Palmer, who was hired by CMCC this past winter, had to deal with the same disappointment when sports were canceled in the spring.

“Our goal last spring was to make sure we put a team on the field and didn’t fold the program,” Palmer said. “The 12 or 13 kids that I had were all dialed in and had strong practices, they were practicing hard and they were gearing up for the games to start. Then the pandemic hit, I was talking to them on what was happening, but they knew what was going on. We canceled practice on a Thursday and on Friday they were all sent home and never returned (for the remainder of the semester).”

Palmer said the coaching staff did a good job of recruiting players for the 2020-21 season but is worried some players might not show up now that half the season has been postponed.

Morong also feels for the incoming freshmen who lost their spring season of their senior year of high school.

“I feel the most for the graduates, the students who just graduated from high school because they are getting this on both fronts at the end of their senior year of high school and the beginning of their first year of college,” Morong said. “Talk about a massive impact in a young person’s life, and really I am most concerned about them, our first-year incoming students.”

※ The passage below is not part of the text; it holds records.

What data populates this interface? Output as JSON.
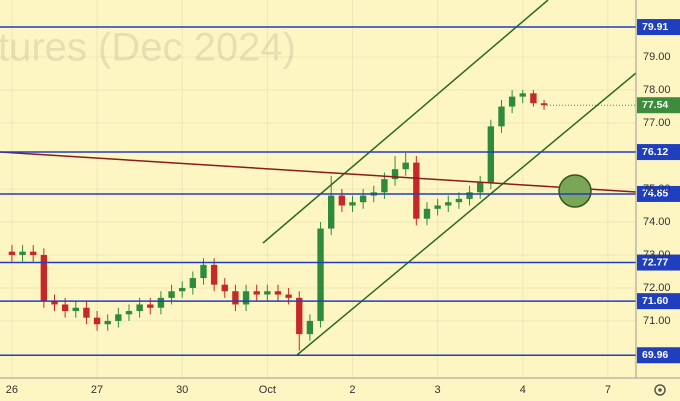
{
  "chart_data": {
    "type": "candlestick",
    "watermark": "tures (Dec 2024)",
    "x": [
      0,
      0.125,
      0.25,
      0.375,
      0.5,
      0.625,
      0.75,
      0.875,
      1,
      1.125,
      1.25,
      1.375,
      1.5,
      1.625,
      1.75,
      1.875,
      2,
      2.125,
      2.25,
      2.375,
      2.5,
      2.625,
      2.75,
      2.875,
      3,
      3.125,
      3.25,
      3.375,
      3.5,
      3.625,
      3.75,
      3.875,
      4,
      4.125,
      4.25,
      4.375,
      4.5,
      4.625,
      4.75,
      4.875,
      5,
      5.125,
      5.25,
      5.375,
      5.5,
      5.625,
      5.75,
      5.875,
      6,
      6.125,
      6.25
    ],
    "open": [
      73.1,
      73.0,
      73.1,
      73.0,
      71.6,
      71.5,
      71.3,
      71.4,
      71.1,
      70.9,
      71.0,
      71.2,
      71.3,
      71.5,
      71.4,
      71.7,
      71.9,
      72.0,
      72.3,
      72.7,
      72.1,
      71.9,
      71.5,
      71.9,
      71.8,
      71.9,
      71.8,
      71.7,
      70.6,
      71.0,
      73.8,
      74.8,
      74.5,
      74.6,
      74.8,
      74.9,
      75.3,
      75.6,
      75.8,
      74.1,
      74.4,
      74.5,
      74.6,
      74.7,
      74.9,
      75.2,
      76.9,
      77.5,
      77.8,
      77.9,
      77.6
    ],
    "high": [
      73.3,
      73.3,
      73.3,
      73.2,
      71.8,
      71.7,
      71.6,
      71.6,
      71.3,
      71.2,
      71.4,
      71.5,
      71.7,
      71.7,
      71.9,
      72.1,
      72.2,
      72.5,
      72.9,
      72.9,
      72.3,
      72.1,
      72.1,
      72.1,
      72.1,
      72.1,
      72.0,
      71.9,
      71.2,
      74.0,
      75.4,
      75.0,
      74.8,
      75.0,
      75.1,
      75.5,
      76.0,
      76.1,
      76.0,
      74.6,
      74.7,
      74.8,
      74.9,
      75.1,
      75.4,
      77.1,
      77.7,
      78.0,
      78.0,
      78.0,
      77.7
    ],
    "low": [
      72.8,
      72.8,
      72.8,
      71.4,
      71.3,
      71.1,
      71.1,
      70.9,
      70.7,
      70.7,
      70.8,
      71.0,
      71.1,
      71.2,
      71.2,
      71.5,
      71.7,
      71.8,
      72.1,
      71.9,
      71.7,
      71.3,
      71.3,
      71.6,
      71.6,
      71.6,
      71.5,
      70.1,
      70.4,
      70.8,
      73.6,
      74.3,
      74.3,
      74.4,
      74.6,
      74.7,
      75.1,
      75.4,
      73.9,
      73.9,
      74.2,
      74.3,
      74.4,
      74.5,
      74.7,
      75.0,
      76.7,
      77.3,
      77.6,
      77.5,
      77.4
    ],
    "close": [
      73.0,
      73.1,
      73.0,
      71.6,
      71.5,
      71.3,
      71.4,
      71.1,
      70.9,
      71.0,
      71.2,
      71.3,
      71.5,
      71.4,
      71.7,
      71.9,
      72.0,
      72.3,
      72.7,
      72.1,
      71.9,
      71.5,
      71.9,
      71.8,
      71.9,
      71.8,
      71.7,
      70.6,
      71.0,
      73.8,
      74.8,
      74.5,
      74.6,
      74.8,
      74.9,
      75.3,
      75.6,
      75.8,
      74.1,
      74.4,
      74.5,
      74.6,
      74.7,
      74.9,
      75.2,
      76.9,
      77.5,
      77.8,
      77.9,
      77.6,
      77.54
    ],
    "up_color": "#2e8b3e",
    "down_color": "#c62828",
    "xlim": [
      -0.14,
      7.33
    ],
    "xticks": [
      {
        "value": 0,
        "label": "26"
      },
      {
        "value": 1,
        "label": "27"
      },
      {
        "value": 2,
        "label": "30"
      },
      {
        "value": 3,
        "label": "Oct"
      },
      {
        "value": 4,
        "label": "2"
      },
      {
        "value": 5,
        "label": "3"
      },
      {
        "value": 6,
        "label": "4"
      },
      {
        "value": 7,
        "label": "7"
      }
    ],
    "ylim": [
      69.27,
      80.73
    ],
    "yticks": [
      {
        "value": 71,
        "label": "71.00"
      },
      {
        "value": 72,
        "label": "72.00"
      },
      {
        "value": 73,
        "label": "73.00"
      },
      {
        "value": 74,
        "label": "74.00"
      },
      {
        "value": 75,
        "label": "75.00"
      },
      {
        "value": 77,
        "label": "77.00"
      },
      {
        "value": 78,
        "label": "78.00"
      },
      {
        "value": 79,
        "label": "79.00"
      }
    ],
    "grid": true,
    "levels": [
      79.91,
      76.12,
      74.85,
      72.77,
      {
        "value": 71.6,
        "label": "71.60"
      },
      69.96
    ],
    "level_color": "#1f3fbf",
    "last_price": 77.54,
    "last_color": "#3d8b3d"
  }
}
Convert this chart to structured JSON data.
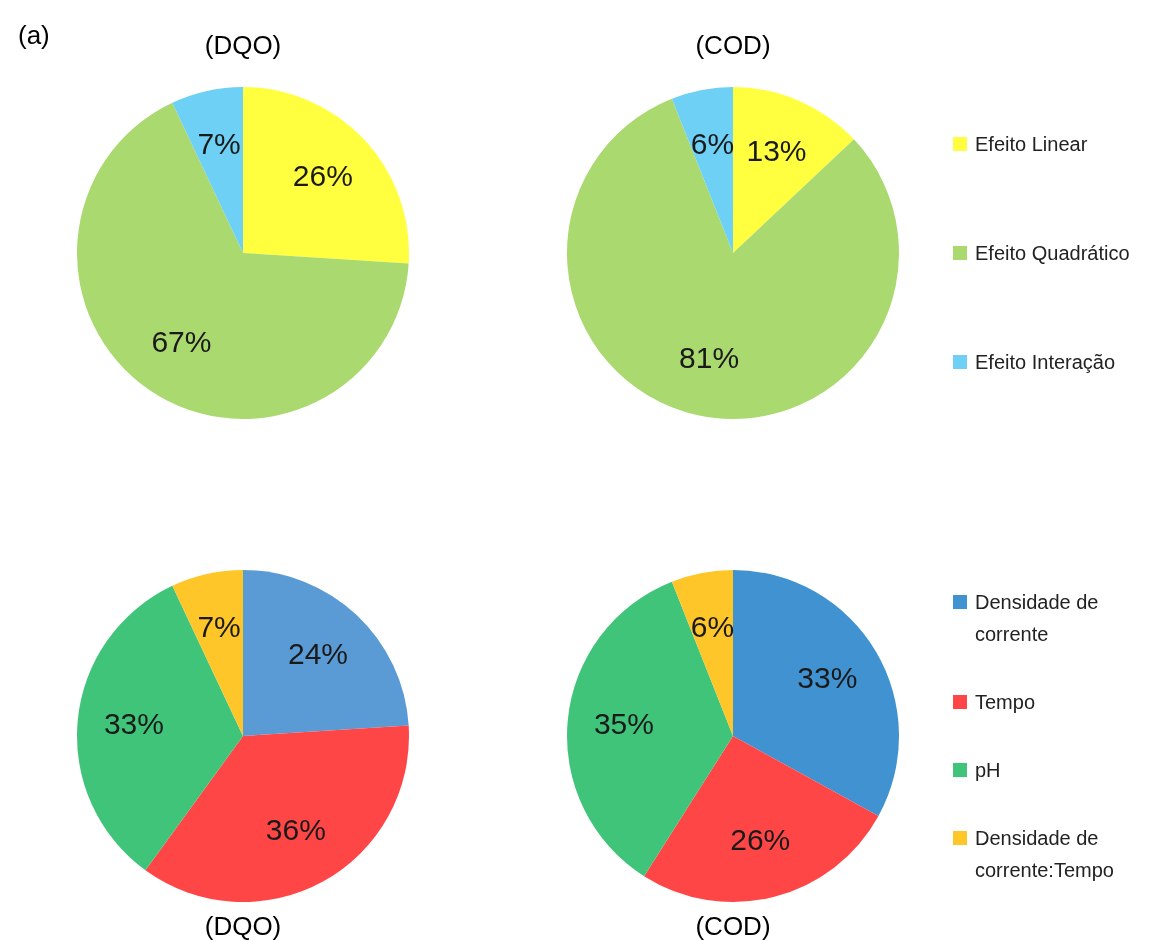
{
  "chart_data": [
    {
      "type": "pie",
      "title": "(DQO)",
      "annotations": [
        "(a)"
      ],
      "categories": [
        null,
        null,
        null
      ],
      "values": [
        26,
        67,
        7
      ],
      "value_labels": [
        "26%",
        "67%",
        "7%"
      ],
      "colors": [
        "#ffff40",
        "#a9d96f",
        "#6fd0f5"
      ]
    },
    {
      "type": "pie",
      "title": "(COD)",
      "categories": [
        "Efeito Linear",
        "Efeito Quadrático",
        "Efeito Interação"
      ],
      "values": [
        13,
        81,
        6
      ],
      "value_labels": [
        "13%",
        "81%",
        "6%"
      ],
      "colors": [
        "#ffff40",
        "#a9d96f",
        "#6fd0f5"
      ],
      "legend": "right"
    },
    {
      "type": "pie",
      "title": "(DQO)",
      "categories": [
        null,
        null,
        null,
        null
      ],
      "values": [
        24,
        36,
        33,
        7
      ],
      "value_labels": [
        "24%",
        "36%",
        "33%",
        "7%"
      ],
      "colors": [
        "#5b9bd5",
        "#ff4646",
        "#40c47a",
        "#ffc629"
      ]
    },
    {
      "type": "pie",
      "title": "(COD)",
      "categories": [
        "Densidade de corrente",
        "Tempo",
        "pH",
        "Densidade de corrente:Tempo"
      ],
      "values": [
        33,
        26,
        35,
        6
      ],
      "value_labels": [
        "33%",
        "26%",
        "35%",
        "6%"
      ],
      "colors": [
        "#4192d0",
        "#ff4646",
        "#40c47a",
        "#ffc629"
      ],
      "legend": "right"
    }
  ]
}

Morong also feels for kids from Androscoggin County who come to CMCC for the athletic teams, as well as for international kids who also chose CMCC because of the sports offerings.

Gonyea is keeping an eye out on recent NCAA Division III legislation regarding eligibility that was just approved that might affect the United States Collegiate Athletic Association, which governs the YSCC.

“What they are talk about is all Division III sports in the 2020-21 season, if they play 50 percent or less of their games, they won’t count to (burning a year) of eligibility,” Gonyea said.

Gonyea has sent that NCAA proposal to the USCAA to look at. Morong said if the USCAA doesn’t have a specific rule in place, NCAA guidelines are usually then followed.

Morong hasn’t thought about what a schedule may look like in January, as the basketball season usually starts in October, but he’s not in favor of playing half a season with kids losing a year of eligibility.

“I think the NCAA gets a lot of criticism sometimes and I think (the eligibility rules) will trickle down to us,” Morong said. “I think this is a very important rule because it’s not just playing games, it’s about the intercollegiate experience and the student experience. Take winning or losing out of the equation, obviously as successful as we’ve been, we don’t spend a lot of time talking about that, it’s all about (the players’) experience. Is playing a 10 or 15 game basketball schedule, is that actual intercollegiate experience? I would say no it’s not, but it is better than nothing. If you can engage students to a 10 or 15 game schedule, a conference tournament and maybe a national tournament, if you can do that and you don’t lose a year of eligibility I think we have done a great service to these student-athletes by finding a way to make it work and still help them plan out their future.”